Let me be clear about the frame here. I'm not telling you to buy something because Burry did — or because anyone on the internet did. That's the worst habit in investing. What I care about is the process: looking at real numbers before you spend a single dollar. That, more than any stock pick, is what separates you from the crowd.
One phrase: 'whale fall'
Underneath everything Burry is doing right now sits one idea — the whale fall.
When a whale dies at sea, the body sinks to the ocean floor. And down there it feeds an entire ecosystem of creatures nobody noticed while they were all watching the whale swim around up top. Burry believes that's precisely what's happening in the market today.
Everyone is watching AI. Nvidia, Micron, AMD, and anything with even a whiff of an AI story. All the money and all the attention flow there. As a result, a batch of genuinely good companies now sits at the bottom — beaten down not because the business is broken, but simply because it isn't an AI stock. Those are the companies Burry is loading up on. In his own words: 'These stocks are part of the mass whale fall happening away from the main spectacle.'
He isn't waiting for the crash
Here's the part I think gets misread most. Burry isn't bracing for a crash. He has already positioned himself for what comes after it.
He's spent months warning that the AI trade is morphing into a dot-com-style bubble — too much money chasing too few stocks — and that it ends badly for the AI darlings. But while everyone argues about that, he's been quietly assembling a nine-stock portfolio of companies left for dead: beaten down, ignored, and cheap.

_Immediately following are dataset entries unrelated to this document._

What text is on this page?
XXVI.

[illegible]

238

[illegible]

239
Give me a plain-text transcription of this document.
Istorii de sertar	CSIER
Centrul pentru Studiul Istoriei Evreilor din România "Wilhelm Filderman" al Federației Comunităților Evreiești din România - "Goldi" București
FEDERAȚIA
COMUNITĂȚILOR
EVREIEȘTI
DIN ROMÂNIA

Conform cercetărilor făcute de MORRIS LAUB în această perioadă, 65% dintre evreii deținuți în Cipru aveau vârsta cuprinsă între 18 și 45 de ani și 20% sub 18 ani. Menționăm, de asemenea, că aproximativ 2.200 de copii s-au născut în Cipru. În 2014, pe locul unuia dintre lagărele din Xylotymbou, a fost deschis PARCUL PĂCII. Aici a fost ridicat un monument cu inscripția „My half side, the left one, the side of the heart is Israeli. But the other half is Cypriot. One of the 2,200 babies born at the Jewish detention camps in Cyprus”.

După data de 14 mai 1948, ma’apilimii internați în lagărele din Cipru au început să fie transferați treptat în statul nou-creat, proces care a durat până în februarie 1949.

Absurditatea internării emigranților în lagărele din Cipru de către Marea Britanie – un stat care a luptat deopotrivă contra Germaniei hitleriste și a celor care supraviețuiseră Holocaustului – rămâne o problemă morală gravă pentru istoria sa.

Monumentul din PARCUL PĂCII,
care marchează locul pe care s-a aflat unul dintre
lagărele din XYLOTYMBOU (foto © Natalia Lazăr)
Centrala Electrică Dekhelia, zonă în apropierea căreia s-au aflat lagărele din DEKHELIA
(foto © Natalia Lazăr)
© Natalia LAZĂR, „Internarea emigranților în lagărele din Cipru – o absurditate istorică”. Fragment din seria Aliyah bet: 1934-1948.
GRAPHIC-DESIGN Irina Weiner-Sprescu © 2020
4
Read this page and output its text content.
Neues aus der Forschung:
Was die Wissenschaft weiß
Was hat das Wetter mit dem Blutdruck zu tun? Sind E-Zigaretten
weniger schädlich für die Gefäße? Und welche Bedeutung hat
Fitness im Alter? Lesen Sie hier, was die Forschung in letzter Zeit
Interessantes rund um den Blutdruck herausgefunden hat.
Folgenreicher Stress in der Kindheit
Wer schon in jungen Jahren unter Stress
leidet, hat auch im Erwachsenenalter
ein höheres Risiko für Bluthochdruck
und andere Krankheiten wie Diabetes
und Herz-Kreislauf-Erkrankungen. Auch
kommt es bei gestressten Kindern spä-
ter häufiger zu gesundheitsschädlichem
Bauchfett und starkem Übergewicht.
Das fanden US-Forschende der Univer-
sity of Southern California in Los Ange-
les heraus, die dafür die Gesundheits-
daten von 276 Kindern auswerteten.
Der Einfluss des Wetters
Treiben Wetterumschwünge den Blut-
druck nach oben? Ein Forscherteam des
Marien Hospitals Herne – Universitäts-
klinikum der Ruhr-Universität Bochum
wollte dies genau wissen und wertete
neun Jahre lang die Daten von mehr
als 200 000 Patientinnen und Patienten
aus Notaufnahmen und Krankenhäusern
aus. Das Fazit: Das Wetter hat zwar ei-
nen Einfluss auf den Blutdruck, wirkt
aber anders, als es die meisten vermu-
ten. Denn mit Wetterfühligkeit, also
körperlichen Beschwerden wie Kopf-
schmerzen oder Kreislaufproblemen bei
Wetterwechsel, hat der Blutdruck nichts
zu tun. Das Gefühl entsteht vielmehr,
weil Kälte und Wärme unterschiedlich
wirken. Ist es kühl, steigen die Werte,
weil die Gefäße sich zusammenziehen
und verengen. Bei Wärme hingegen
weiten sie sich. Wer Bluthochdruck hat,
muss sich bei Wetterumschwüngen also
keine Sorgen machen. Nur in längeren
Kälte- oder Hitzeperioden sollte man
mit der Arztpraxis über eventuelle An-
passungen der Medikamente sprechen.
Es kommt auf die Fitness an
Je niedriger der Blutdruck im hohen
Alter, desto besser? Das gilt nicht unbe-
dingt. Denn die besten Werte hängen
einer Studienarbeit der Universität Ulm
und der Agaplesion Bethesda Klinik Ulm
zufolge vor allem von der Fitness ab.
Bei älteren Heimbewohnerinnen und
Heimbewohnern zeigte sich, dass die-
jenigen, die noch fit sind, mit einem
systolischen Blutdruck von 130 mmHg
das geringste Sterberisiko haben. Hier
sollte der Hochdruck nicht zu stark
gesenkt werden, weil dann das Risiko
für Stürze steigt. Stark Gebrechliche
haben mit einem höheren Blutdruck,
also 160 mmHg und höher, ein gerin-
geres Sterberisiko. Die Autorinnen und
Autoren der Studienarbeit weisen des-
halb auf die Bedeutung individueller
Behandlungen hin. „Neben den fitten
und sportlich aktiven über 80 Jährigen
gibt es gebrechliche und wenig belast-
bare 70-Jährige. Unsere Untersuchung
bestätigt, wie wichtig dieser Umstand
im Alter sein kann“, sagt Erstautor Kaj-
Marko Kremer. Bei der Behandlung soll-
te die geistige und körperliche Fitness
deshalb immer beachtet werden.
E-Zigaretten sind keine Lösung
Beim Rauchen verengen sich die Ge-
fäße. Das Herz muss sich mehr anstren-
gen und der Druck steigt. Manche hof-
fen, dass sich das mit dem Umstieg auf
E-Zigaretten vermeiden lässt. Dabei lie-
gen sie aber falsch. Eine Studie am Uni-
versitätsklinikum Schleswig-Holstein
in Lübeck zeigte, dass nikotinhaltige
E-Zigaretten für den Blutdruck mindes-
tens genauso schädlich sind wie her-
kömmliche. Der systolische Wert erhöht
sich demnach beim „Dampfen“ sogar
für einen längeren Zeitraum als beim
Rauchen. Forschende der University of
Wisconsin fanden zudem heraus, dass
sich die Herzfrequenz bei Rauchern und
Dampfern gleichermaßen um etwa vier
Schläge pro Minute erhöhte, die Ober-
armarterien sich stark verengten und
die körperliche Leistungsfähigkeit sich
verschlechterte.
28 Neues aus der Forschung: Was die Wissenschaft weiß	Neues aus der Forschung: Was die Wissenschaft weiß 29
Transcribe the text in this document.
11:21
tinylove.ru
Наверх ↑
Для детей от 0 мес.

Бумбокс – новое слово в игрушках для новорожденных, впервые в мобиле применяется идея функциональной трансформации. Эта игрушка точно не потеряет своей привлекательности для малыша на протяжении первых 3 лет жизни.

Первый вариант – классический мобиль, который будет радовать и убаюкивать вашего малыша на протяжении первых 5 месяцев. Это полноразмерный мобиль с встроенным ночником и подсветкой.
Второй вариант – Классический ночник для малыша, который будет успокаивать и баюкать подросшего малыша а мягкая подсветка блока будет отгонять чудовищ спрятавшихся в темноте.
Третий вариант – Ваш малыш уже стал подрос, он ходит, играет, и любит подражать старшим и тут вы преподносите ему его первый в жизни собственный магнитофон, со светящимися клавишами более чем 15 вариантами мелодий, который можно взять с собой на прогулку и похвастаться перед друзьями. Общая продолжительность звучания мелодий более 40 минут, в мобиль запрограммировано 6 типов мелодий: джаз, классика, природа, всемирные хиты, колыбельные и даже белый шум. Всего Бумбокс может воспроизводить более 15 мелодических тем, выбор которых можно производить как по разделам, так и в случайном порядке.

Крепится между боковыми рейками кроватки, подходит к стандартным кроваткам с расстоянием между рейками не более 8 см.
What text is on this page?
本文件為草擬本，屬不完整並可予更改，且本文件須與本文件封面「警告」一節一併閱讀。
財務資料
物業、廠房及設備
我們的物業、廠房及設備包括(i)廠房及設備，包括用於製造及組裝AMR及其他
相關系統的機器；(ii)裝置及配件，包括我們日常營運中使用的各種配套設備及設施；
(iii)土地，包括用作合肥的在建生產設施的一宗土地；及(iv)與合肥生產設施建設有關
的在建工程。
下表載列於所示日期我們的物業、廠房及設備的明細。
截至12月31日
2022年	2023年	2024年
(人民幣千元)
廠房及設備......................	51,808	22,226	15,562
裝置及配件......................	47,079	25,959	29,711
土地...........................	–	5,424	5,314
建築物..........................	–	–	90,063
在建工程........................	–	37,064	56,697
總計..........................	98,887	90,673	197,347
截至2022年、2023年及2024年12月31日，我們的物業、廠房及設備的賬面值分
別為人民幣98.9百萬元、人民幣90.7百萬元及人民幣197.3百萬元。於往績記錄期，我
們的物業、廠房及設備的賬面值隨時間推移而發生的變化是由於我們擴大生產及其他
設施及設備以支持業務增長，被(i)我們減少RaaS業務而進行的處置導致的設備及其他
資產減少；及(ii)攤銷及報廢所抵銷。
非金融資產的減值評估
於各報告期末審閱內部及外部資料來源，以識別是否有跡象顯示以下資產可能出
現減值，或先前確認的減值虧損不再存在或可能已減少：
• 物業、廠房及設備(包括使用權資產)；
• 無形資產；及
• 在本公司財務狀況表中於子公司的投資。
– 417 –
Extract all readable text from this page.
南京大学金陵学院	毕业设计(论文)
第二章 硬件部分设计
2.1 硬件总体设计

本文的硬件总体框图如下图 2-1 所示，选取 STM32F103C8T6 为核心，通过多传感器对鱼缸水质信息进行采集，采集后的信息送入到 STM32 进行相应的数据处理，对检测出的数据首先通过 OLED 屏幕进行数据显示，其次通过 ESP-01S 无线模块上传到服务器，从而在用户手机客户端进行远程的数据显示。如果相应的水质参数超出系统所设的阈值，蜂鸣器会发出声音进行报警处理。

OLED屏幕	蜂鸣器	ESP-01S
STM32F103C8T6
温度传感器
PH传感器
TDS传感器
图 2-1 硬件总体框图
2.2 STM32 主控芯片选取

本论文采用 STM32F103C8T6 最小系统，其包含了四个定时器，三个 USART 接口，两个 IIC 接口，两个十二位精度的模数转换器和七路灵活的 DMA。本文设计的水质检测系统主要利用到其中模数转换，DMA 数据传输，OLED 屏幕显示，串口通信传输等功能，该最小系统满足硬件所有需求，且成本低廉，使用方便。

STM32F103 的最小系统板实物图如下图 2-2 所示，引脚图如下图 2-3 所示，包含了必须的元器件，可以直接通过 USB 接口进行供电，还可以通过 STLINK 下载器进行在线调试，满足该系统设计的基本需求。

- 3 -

His own line captures the strategy best: 'Lighter-expectation stocks will float to the top as the heavy-expectation stocks see market value simply disappear.'
For context, back in May he had bought Microsoft and MSCI, was watching Salesforce, and was building positions in PayPal and Adobe. Since then he hasn't slowed down — if anything, he's leaned in harder.
Great investing rarely feels comfortable. That discomfort is what creates the mispricings value investors have exploited to beat the market for over a century. But I'll insist on one thing: don't buy because Burry buys — not even out of enthusiasm for Burry himself. Know what you own and know what it's worth. That's the whole game.